On September 11, 2013, Carp hit a go-ahead grand slam to dead center off pitcher Roberto Hernandez of the Tampa Bay Rays to put ahead the Red Sox and eventually win the game in the 10th inning.

Carp served as a backup first baseman, outfielder, and pinch hitter for the 2013 Red Sox, appearing in 86 regular season games and six postseason games as the team won the 2013 World Series.

On April 24, 2014, in the ninth inning against the Yankees at Fenway Park, Carp appeared as a relief pitcher after the Red Sox had used all their relievers. Carp pitched one inning, allowing five bases on balls and one earned run.

Shortly after the All-Star break, Carp requested that the Red Sox trade him. The request made news after the Red Sox traded veteran pitcher Jake Peavy to the San Francisco Giants on July 26. Carp was designated for assignment by the Red Sox on August 1.

===Texas Rangers===
Carp was claimed on waivers by the Texas Rangers on August 3, 2014. On August 30, the Rangers designated Carp for assignment. He elected free agency in October 2014.
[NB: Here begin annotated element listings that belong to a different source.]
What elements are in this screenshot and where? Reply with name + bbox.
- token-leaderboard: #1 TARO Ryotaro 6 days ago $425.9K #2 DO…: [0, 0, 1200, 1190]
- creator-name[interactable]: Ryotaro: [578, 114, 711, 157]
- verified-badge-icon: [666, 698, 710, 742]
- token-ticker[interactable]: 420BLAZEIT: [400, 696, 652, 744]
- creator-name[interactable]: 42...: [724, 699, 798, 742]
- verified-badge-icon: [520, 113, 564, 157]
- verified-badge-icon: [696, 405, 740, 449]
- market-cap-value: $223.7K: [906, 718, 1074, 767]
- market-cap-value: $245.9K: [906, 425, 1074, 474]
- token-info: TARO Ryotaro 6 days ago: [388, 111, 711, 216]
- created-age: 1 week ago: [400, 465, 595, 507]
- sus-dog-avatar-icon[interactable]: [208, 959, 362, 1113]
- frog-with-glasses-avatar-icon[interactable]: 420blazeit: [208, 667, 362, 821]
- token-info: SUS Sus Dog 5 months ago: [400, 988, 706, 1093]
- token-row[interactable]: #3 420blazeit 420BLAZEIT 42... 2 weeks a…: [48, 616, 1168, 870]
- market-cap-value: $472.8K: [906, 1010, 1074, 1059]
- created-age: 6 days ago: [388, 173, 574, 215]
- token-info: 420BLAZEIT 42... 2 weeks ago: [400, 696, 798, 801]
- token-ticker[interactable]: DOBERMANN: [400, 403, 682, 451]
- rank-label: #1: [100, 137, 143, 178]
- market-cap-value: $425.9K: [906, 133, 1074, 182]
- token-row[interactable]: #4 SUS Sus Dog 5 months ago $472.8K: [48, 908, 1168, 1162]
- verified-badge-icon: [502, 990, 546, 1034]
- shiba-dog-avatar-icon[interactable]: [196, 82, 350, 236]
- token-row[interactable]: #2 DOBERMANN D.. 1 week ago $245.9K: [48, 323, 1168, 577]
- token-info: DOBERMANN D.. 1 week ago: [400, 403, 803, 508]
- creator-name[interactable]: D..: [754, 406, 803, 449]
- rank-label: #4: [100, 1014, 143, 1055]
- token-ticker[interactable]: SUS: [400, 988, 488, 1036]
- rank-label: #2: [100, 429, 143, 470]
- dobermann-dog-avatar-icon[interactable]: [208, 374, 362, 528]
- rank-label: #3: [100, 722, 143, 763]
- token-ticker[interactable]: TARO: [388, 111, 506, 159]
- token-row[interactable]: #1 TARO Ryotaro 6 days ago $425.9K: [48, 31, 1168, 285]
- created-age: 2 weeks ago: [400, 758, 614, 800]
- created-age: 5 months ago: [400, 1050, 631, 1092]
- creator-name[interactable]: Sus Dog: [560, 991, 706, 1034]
===Washington Nationals===
On January 13, 2015, Carp signed a minor league deal with the Washington Nationals. He declined a minor league assignment in early April, and became a free agent.

===Los Angeles Dodgers===
On April 25, 2015, he signed a minor league contract with the Los Angeles Dodgers and was assigned to the Triple-A Oklahoma City Dodgers. He had only two hits in 22 at-bats for Oklahoma City and was released on May 7.

===Baltimore Orioles===
On March 4, 2016, the Baltimore Orioles signed Carp to a minor league deal, pending a physical. He was released on April 1, 2016.

===New Britain Bees===
On July 12, 2019, Carp signed with the New Britain Bees of the independent Atlantic League of Professional Baseball. In 58 games he hit .260/.333/.395 with 6 home runs, 39 RBIs and 1 stolen base.

===High Point Rockers===
On November 6, 2019, Carp was selected by the High Point Rockers in the New Britain Bees dispersal draft. He did not play a game for the team because of the cancellation of the 2020 ALPB season due to the COVID-19 pandemic and became a free agent after the year. On April 6, 2021, Carp re-signed with the Rockers for the 2021 season. However, he did not make the team out of spring and was released prior to the season.